I'm old because I had an odd year life crisis, and got myself out of it. Mainly by realizing that the past had tons of wants younger me wish I had that I have now and garbage shit problems that I wanted to get over with.

Keep on truckin', everyone. Go for the gold.
 
When I was a little kid, I would ask my mum what life was like in "the olden days", by which I meant what life was like 20 years ago, which was the 1960s. I may has well have been asking about life in ancient Greece for how long ago 20 years seemed to me at the time. If someone today asked me the same question, I would talk about 9/11, the release of the Gameboy Advance and the first Gorillaz album.

Actually here are some more albums that are now 20 years old:

- Alien Ant Farm's "ANThology"
- Nickelback's "Silver Side Up"
- Rammstein's "Mutter"
- SOAD's "Toxicity"
- Katy Perry's "Katy Hudson"
- Opeth's "Blackwater Park"
- Train's "Drops of Jupiter"
- Tool's "Lateralus"
- Radiohead's "Amnesiac" ("Kid A" is old enough to drink in the US)
- The Strokes' "Is This It" (the album that launched "Landfill Indie" - a trend that has already been dead for a decade)
- Slipknot's "Iowa"


Also Nevermind will be 30 years old this September.
 
The videogame Black & White came out in 2001. It turned 20 years old this year. I remember being a young child when I first played it.
 
I'm a filthy zoomer relative to all of you, christ; fond childhood memories to me are the early days of Roblox and Black Ops Zombies. I was around 9-10 at the time.

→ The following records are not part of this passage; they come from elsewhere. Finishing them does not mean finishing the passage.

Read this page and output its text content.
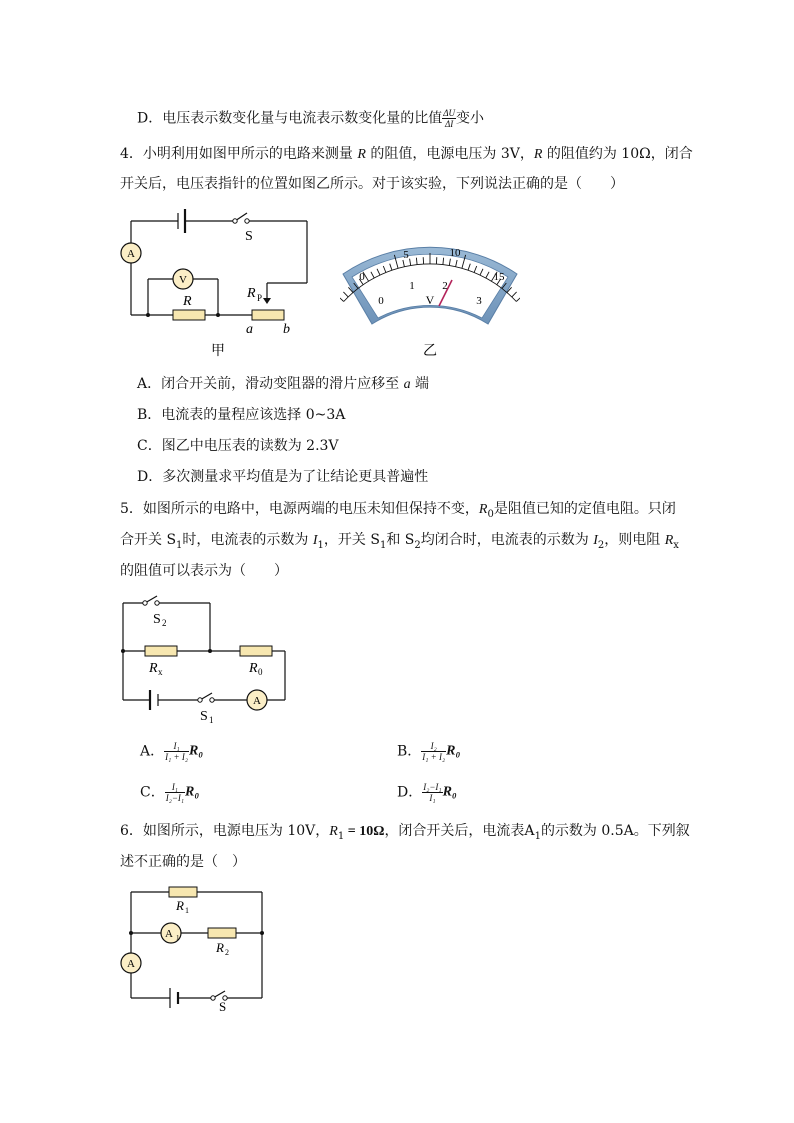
D．电压表示数变化量与电流表示数变化量的比值 $\frac{\Delta U}{\Delta I}$ 变小
4．小明利用如图甲所示的电路来测量 R 的阻值，电源电压为 3V，R 的阻值约为 10Ω，闭合
开关后，电压表指针的位置如图乙所示。对于该实验，下列说法正确的是（　　）
A
V
S
R
R P
a b
甲
0
5	10
15
0
1	2
3
V
乙
A．闭合开关前，滑动变阻器的滑片应移至 a 端
B．电流表的量程应该选择 0~3A
C．图乙中电压表的读数为 2.3V
D．多次测量求平均值是为了让结论更具普遍性
5．如图所示的电路中，电源两端的电压未知但保持不变，$R_0$是阻值已知的定值电阻。只闭
合开关 $S_1$时，电流表的示数为 $I_1$，开关 $S_1$和 $S_2$均闭合时，电流表的示数为 $I_2$，则电阻 $R_x$
的阻值可以表示为（　　）
A
S 2
R x	R 0
S 1
A． $\frac{\text{I₁}}{\text{I₁ + I₂}} R_0$	B． $\frac{\text{I₂}}{\text{I₁ + I₂}} R_0$
C． $\frac{\text{I₁}}{\text{I₂−I₁}} R_0$	D． $\frac{\text{I₂−I₁}}{\text{I₁}} R_0$
6．如图所示，电源电压为 10V，$R_1 = 10\Omega$，闭合开关后，电流表$A_1$的示数为 0.5A。下列叙
述不正确的是（　）
A 1
A
R 1
R 2
S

I have to say that my impression of this site's median age was nowhere near what this thread reflects. Never would've anticipated that any given internet forum was primarily populated by 30-50 year old men, especially one of this nature.

And yeah, I was born shortly after 9/11 and never witnessed a world before it. While I do understand the ramifications to an extent - especially in the realm of how it ramped up U.S interventionism - I figure that I'll never quite have a grasp of just how insidious and persisent its effects were on modern culture comparable to that of anyone who was an adult in the world that preceded it.